Here’s Toyah doing ‘I Want To Be Free’. An instant anthem for every sulky schoolgirl at the time. Take that, baffling piles of plastic cutlery! Favourite lyric: ‘So what if I dye my hair? / I’ve still got a brain up there.’ I say those words to myself daily. Again, it all helped to make the Top 40 a rather fun world:

http://youtube.com/watch?v=bCHEO477u44

All of which seems positively shy and retiring next to Lene Lovich and her goggle-eyed yet groovy ‘Lucky Number’:

http://youtube.com/watch?v=1nu2QX3GU-U

Back to 2008, and here’s one of my favourite songs on the new Dresden Dolls release, as played in concert. It’s ‘Night Reconnaissance’, about unconventional children – the ones who at school are labelled everything from thieves to deviants – taking revenge at the homes of bullying rich kids. Rather recalls the film ‘Heathers’. The melody manages to hint at Madness’ ‘It Must Be Love’ AND Roxy Music’s ‘More Than This’ (in the chorus section). Brilliant chorus lyrics, too:

‘And we hide from the c****s / On a night reconnaissance / Steal flamingos and gnomes / From the dark side of the lawn’

http://youtube.com/watch?v=CjefxkO7eg4

In this case, it’s the USA usage of the C-word, of course. As used against ultra-bitchy girls, rather than ultra-unpleasant boys. Funny how some elements of American slang find their way over to the UK easily (like, yeah?), while others never quite make it past Slang Customs. Maybe we just like our Derek and Clive albums too much.

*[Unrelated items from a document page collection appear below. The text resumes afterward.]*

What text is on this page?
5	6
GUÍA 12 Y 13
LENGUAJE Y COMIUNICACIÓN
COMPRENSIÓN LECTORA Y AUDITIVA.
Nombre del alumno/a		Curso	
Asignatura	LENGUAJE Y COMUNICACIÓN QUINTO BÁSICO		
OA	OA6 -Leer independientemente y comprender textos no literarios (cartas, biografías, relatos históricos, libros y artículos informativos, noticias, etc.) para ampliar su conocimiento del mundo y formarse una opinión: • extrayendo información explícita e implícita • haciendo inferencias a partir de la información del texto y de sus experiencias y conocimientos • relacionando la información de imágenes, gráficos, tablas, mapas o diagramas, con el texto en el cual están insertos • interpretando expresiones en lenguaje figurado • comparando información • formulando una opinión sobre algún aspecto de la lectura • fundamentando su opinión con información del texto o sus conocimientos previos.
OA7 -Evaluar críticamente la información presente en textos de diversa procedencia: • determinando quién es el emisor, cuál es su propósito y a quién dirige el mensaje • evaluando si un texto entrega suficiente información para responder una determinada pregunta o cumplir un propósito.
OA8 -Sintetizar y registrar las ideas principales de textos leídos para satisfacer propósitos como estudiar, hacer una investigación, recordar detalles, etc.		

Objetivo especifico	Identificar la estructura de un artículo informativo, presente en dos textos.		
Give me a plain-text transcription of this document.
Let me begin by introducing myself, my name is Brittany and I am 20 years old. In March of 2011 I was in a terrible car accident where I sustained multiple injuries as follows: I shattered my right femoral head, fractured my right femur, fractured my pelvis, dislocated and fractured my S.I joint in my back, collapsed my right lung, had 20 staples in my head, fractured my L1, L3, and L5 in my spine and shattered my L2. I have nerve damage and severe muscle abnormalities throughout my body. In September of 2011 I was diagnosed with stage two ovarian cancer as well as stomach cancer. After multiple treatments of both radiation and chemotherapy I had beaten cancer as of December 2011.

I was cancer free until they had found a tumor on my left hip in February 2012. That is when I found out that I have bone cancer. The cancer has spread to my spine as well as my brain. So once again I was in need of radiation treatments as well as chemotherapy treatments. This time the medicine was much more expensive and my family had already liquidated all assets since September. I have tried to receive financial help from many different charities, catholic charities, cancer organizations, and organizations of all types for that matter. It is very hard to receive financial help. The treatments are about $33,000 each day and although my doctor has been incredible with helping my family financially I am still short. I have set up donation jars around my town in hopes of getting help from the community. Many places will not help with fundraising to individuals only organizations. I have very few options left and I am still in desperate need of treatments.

There’s an underrated TV drama from a few years ago, ‘The Book Group’, set in Edinburgh (EDIT – It was in the West End of Glasgow, not Edinburgh. Though writer Annie Griffin did go on to set her similarly-toned film ‘Festival’ in Edinburgh. Because it’s about the Edinburgh Festival. Hence the name). A globe-trotting young Englishman (played by James Lance) uses the C-word in the American sense – against women, unkindly – and it’s clearly meant to indicate his pretentiousness. He desires to be ahead of the game, the first on his trendy block, even when it comes to swear words. To which one can only say… go figure. Dude. Whatever. Meh.